Se il mondo del lavoro si presenterà sempre più frastagliato con pochi soggetti che potranno fruire di una carriera continuativa, agganciare l’età pensionabile non al quantum versato (effettivi incassi dell’INPS), ma a parametri rigidamente predefiniti, si creano discrepanze: a parità di età anagrafica, chi ha versato di più non può andare in pensione, mentre può, chi ha versato di meno ma in modo più centellinato. Quota 41 o 42 o quello che sarà, diventa sempre più difficile da raggiungere per le nuove generazioni, se non si riesce a realizzare un maggior ricambio generazionale.

L’unica novità tra i tanti arrangiamenti sembra essere la possibilità di riscattare i buchi contributivi: dal prossimo anno dovrebbe essere possibile per i lavoratori “contributivi” (ma non si capisce perché solo per loro, generando così altre discriminazioni e, di fatto, rinunciando ad ulteriori introiti per l’INPS) poter riscattare in maniera agevolata periodi non coperti da retribuzione con un meccanismo simile a quello del riscatto della laurea.

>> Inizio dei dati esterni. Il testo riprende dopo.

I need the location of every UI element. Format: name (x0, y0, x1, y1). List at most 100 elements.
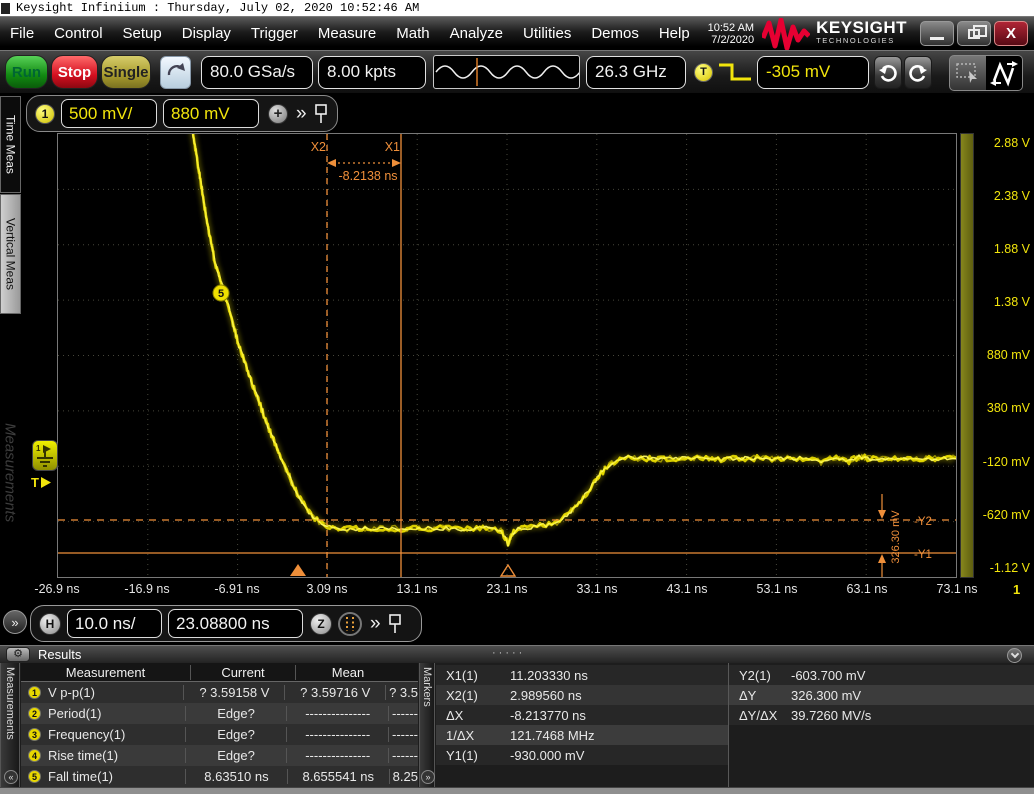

Tra statisti e tiriamo a campà

Sia pur in modo non automatico, ritardare oggi l’età pensionabile, ritarda la possibilità di maggior ingressi nel mondo del lavoro dei giovani. Si può affermare che per garantire una pensione discreta oggi, si compromettono le possibilità delle nuove generazioni. È evidente che attuare il sistema contributivo (già previsto dalla Legge Fornero, ma non ancora esecutivo, se non per quelli entrati nel mondo del lavoro dopo il 1995) comporta un imbarazzo elettorale, ma uno statista dovrebbe guardare alle prossime generazioni, ammesso che questo tira e molla sulle quote, sulle opzioni e sulle mancate promesse, risulti effettivamente appagante. Forse l’interesse per un singolo aspetto viene usato dalle diverse parti sociali per indicare un certo interesse alla materia, evitando così di affrontare il problema in termini generali e programmatici.

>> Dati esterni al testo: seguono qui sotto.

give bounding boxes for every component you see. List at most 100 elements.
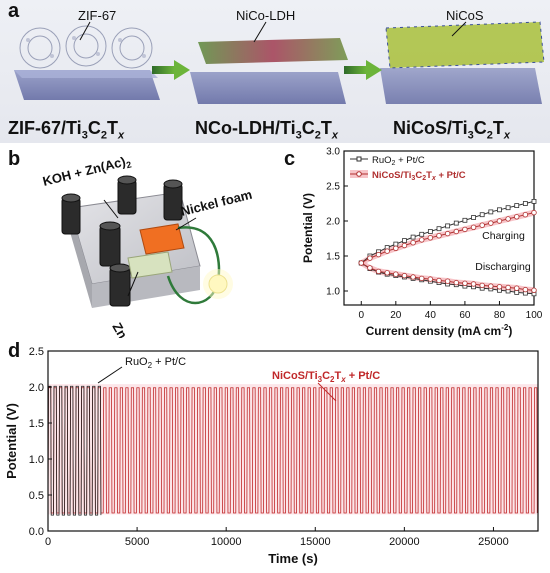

Ci sono parecchi settori del mondo produttivo italiano “vecchi” (il personale della pubblica amministrazione italiana è quello più vecchio d’Europa e non proprio quello più efficiente) e obbligare a rimanere in servizio il personale, impedisce l’ammodernamento dei processi produttivi. Non vi è certamente una soluzione valida per tutte le fattispecie, ma pensare che il legislatore, con un atteggiamento dirigista, si appropri dei contributi versati da alcuni lavoratori per favorirne altri, rischia di compromettere le funzionalità del sistema.

Se contributivo dev’essere (e al di là dei bluff, ne sono tutti convinti) prima si attua il sistema di calcolo (lasciando ai singoli la possibilità di scegliere, accettando le riduzioni, di accedere al contributo puro), meglio è per la flessibilità e la stabilità del sistema: speriamo che nel 2024 non si assista ad un ennesimo rinvio come avviene dal 2019 (quattro governi fa!).

Il ministro Calderone, sicuramente competente in materia in quanto per più di tre lustri è stata Presidente del Consiglio Nazionale dell’Ordine dei Consulenti del Lavoro, conosce la materia ed ha più volte richiamato la necessità di favorire un ricambio generazionale. Tale necessità nasce dalla realtà italiana storicamente caratterizzata da lacci e laccioli che ci rendono meno competitivi verso i nostri competitor: considerazioni che però non riescono ad avere il sopravvento sulle rigidità del sistema, compromettendone sempre più l'efficienza.